Bayat Sahar, Cuggia Marc, Kessler Michel, Briançon Serge, Le Beux Pierre, Frimat Luc
EA 3888, Université Rennes 1, IFR 140, Rennes, France.
Stud Health Technol Inform. 2008;136:605-10.
Evaluation of adult candidates for kidney transplantation diverges from one centre to another. Our purpose was to assess the suitability of Bayesian method for describing the factors associated to registration on the waiting list in a French healthcare network. We have found no published paper using Bayesian method in this domain. Eight hundred and nine patients starting renal replacement therapy were included in the analysis. The data were extracted from the information system of the healthcare network. We performed conventional statistical analysis and data mining analysis using mainly Bayesian networks. The Bayesian model showed that the probability of registration on the waiting list is associated to age, cardiovascular disease, diabetes, serum albumin level, respiratory disease, physical impairment, follow-up in the department performing transplantation and past history of malignancy. These results are similar to conventional statistical method. The comparison between conventional analysis and data mining analysis showed us the contribution of the data mining method for sorting variables and having a global view of the variables' associations. Moreover theses approaches constitute an essential step toward a decisional information system for healthcare networks.

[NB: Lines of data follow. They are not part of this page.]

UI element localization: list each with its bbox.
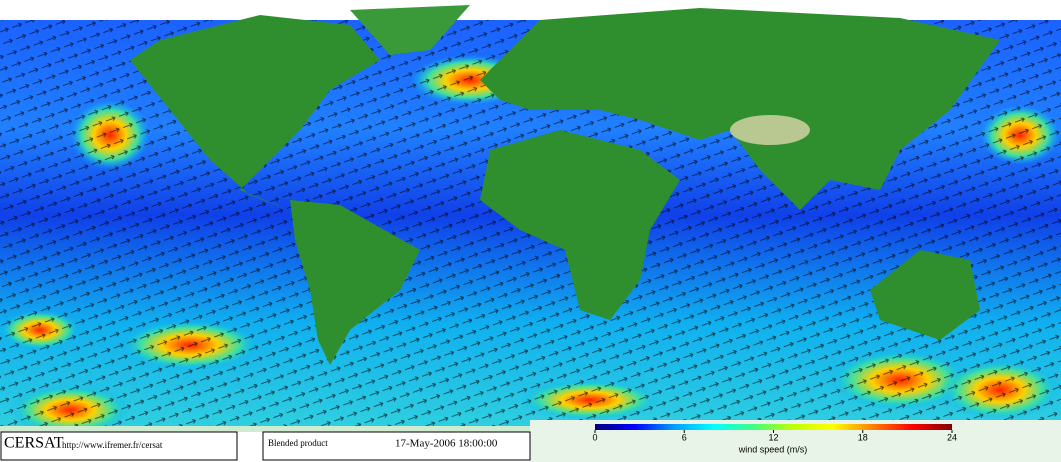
colorbar-tick-label: 24 bbox=[947, 432, 957, 442]
colorbar-label: wind speed (m/s) bbox=[738, 444, 808, 454]
colorbar-tick-label: 0 bbox=[592, 432, 597, 442]
footer: CERSAT http://www.ifremer.fr/cersat Blen… bbox=[0, 420, 1061, 462]
colorbar-scale bbox=[595, 424, 952, 430]
url[interactable]: http://www.ifremer.fr/cersat bbox=[62, 440, 163, 450]
colorbar-tick-label: 18 bbox=[858, 432, 868, 442]
info-box bbox=[262, 431, 531, 461]
colorbar-tick-label: 6 bbox=[682, 432, 687, 442]
logo: CERSAT bbox=[4, 435, 64, 452]
colorbar: wind speed (m/s) 0 6 12 18 24 bbox=[592, 424, 957, 454]
timestamp: 17-May-2006 18:00:00 bbox=[395, 438, 498, 450]
colorbar-tick-label: 12 bbox=[768, 432, 778, 442]
map bbox=[0, 0, 1061, 435]
logo-box bbox=[0, 431, 238, 461]
product: Blended product bbox=[268, 438, 328, 448]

成人肾移植候选者的评估在不同中心存在差异。我们的目的是评估贝叶斯方法在描述法国医疗网络中与列入等待名单相关因素方面的适用性。我们未发现该领域使用贝叶斯方法的已发表论文。809例开始肾脏替代治疗的患者被纳入分析。数据从医疗网络的信息系统中提取。我们主要使用贝叶斯网络进行了传统统计分析和数据挖掘分析。贝叶斯模型表明,列入等待名单的概率与年龄、心血管疾病、糖尿病、血清白蛋白水平、呼吸系统疾病、身体损伤、移植科室的随访情况以及恶性肿瘤病史有关。这些结果与传统统计方法相似。传统分析与数据挖掘分析的比较向我们展示了数据挖掘方法在变量排序以及全面了解变量关联方面的作用。此外,这些方法是迈向医疗网络决策信息系统的重要一步。